The great convergence hath come to pass, my friends.
Oprah asked Palin directly whether she wanted to get into the talk show business. Palin demurred and, according to audience members interviewed outside the studio, suggested she was considering the move. Palin did not give a direct yes or no answer.
In addition, at least one audience member noticed tension between Oprah and Palin.
Oprah “kept on her and on her,” said Lauren Espie of Oprah’s inquiries into Palin’s plans to host a talk show. But Palin “bluntly never responded.”
This was the big takeaway from the interview? Not “death panels” or McCain aides kneecapping her or Levi Johnston turning out to be the ultimate D-bag? Way to seize the moment, Oprah. As for the book, Mark Halperin’s got a bullet-point sneak preview (nutshell: heavy on media-bashing, light on policy) but this piece at Daily Finance about how it might not end up being the cash cow everyone expects is more interesting.
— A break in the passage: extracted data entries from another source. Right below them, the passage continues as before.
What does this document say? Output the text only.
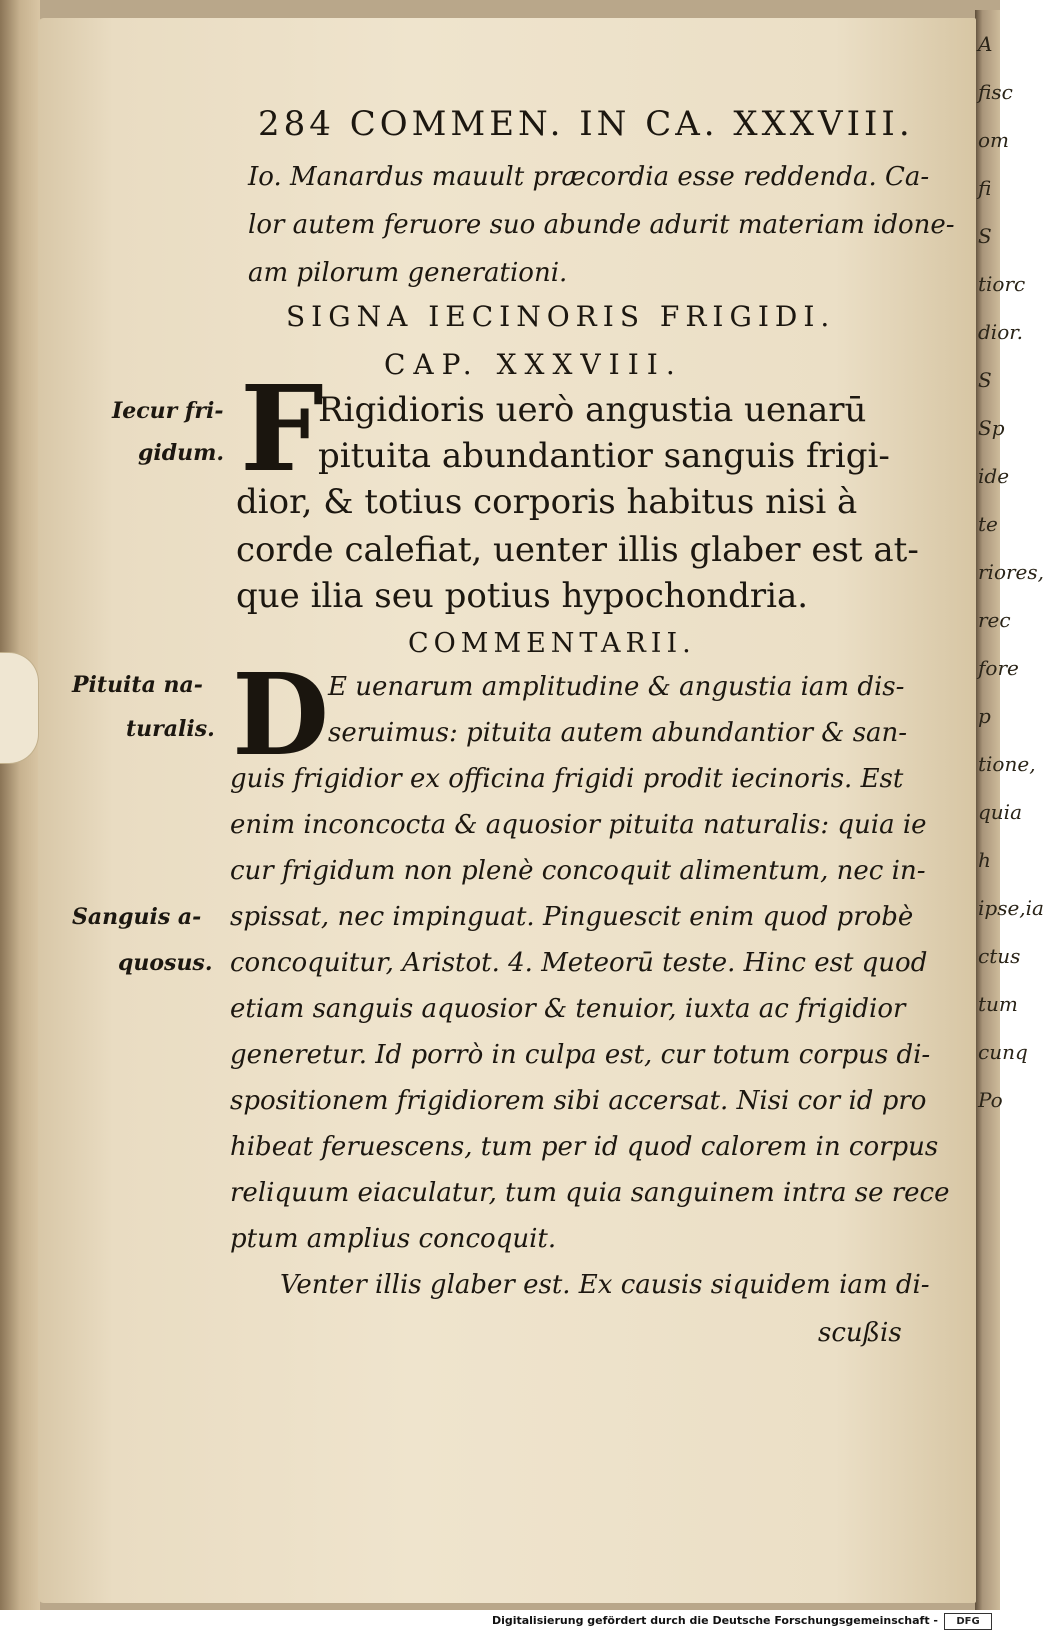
A
fisc
om fi
S
tiorc
dior.
S
Sp
ide te
riores,
rec
fore p
tione,
quia h
ipse,ia
ctus
tum
cunq
Po
284 COMMEN. IN CA. XXXVIII.
Io. Manardus mauult præcordia esse reddenda. Ca-
lor autem feruore suo abunde adurit materiam idone-
am pilorum generationi.
SIGNA IECINORIS FRIGIDI.
CAP. XXXVIII.
Iecur fri-
gidum. F
Rigidioris uerò angustia uenarū
pituita abundantior sanguis frigi-
dior, & totius corporis habitus nisi à
corde calefiat, uenter illis glaber est at-
que ilia seu potius hypochondria.
COMMENTARII.
Pituita na-
turalis. D
E uenarum amplitudine & angustia iam dis-
seruimus: pituita autem abundantior & san-
guis frigidior ex officina frigidi prodit iecinoris. Est
enim inconcocta & aquosior pituita naturalis: quia ie
cur frigidum non plenè concoquit alimentum, nec in-
Sanguis a-
quosus.
spissat, nec impinguat. Pinguescit enim quod probè
concoquitur, Aristot. 4. Meteorū teste. Hinc est quod
etiam sanguis aquosior & tenuior, iuxta ac frigidior
generetur. Id porrò in culpa est, cur totum corpus di-
spositionem frigidiorem sibi accersat. Nisi cor id pro
hibeat feruescens, tum per id quod calorem in corpus
reliquum eiaculatur, tum quia sanguinem intra se rece
ptum amplius concoquit.
Venter illis glaber est. Ex causis siquidem iam di-
scußis
Digitalisierung gefördert durch die Deutsche Forschungsgemeinschaft -	DFG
Hmmmm:
If Palin’s advance is as high as $5 million, then HarperCollins wlll need to sell more than 400,000 copies of Going Rogue to cover the advance and expenses for marketing and overhead…
Within the industry, figures for both print runs and pre-orders are notoriously inaccurate. Publishers inflate print-run figures — a good rule of thumb is that the actual print run is half of what’s reported — so the 1.5 million-copy press run of Going Rogue is likely closer to 750,000. The Amazon-Target-Walmart price war has made cheap copies plentiful, but their sites’ “bestseller” rankings indicate high velocity, not necessarily high sales; if several hundred copies of Going Rogue were rapidly pre-ordered, the book would shoot up in the rankings.
I’m going to inch out on the limb and guess that a book promoted with heavily hyped interviews on Oprah, Barbara, Greta, Hannity, and O’Reilly(!) is likely to end up making money. Dude, she was pledging autographed copies at that pro-life event in return for $1,000 donations. The grassroots is going to eat it up.
Incidentally, if you missed her latest Facebook post, she’s now objecting to the characterization of her comments about “In God We Trust” on American coins, insisting that they had nothing to do with Obama. Fair enough, but even so, her point was that they were part of a trend — and as Fox News demonstrates, that “trend” was short-lived. Exit question: How does a good conservative atheist boy support a candidate who thinks “we too often move God to the side in our public life”?
Update: Ever vigilant for media bias, Palin supporters are accusing me in the comments of having written a misleading headline. All I can do is give you what’s in the story. Quote: “Palin demurred and, according to audience members interviewed outside the studio, suggested she was considering the move.” I added “hints” to the headline. Good enough?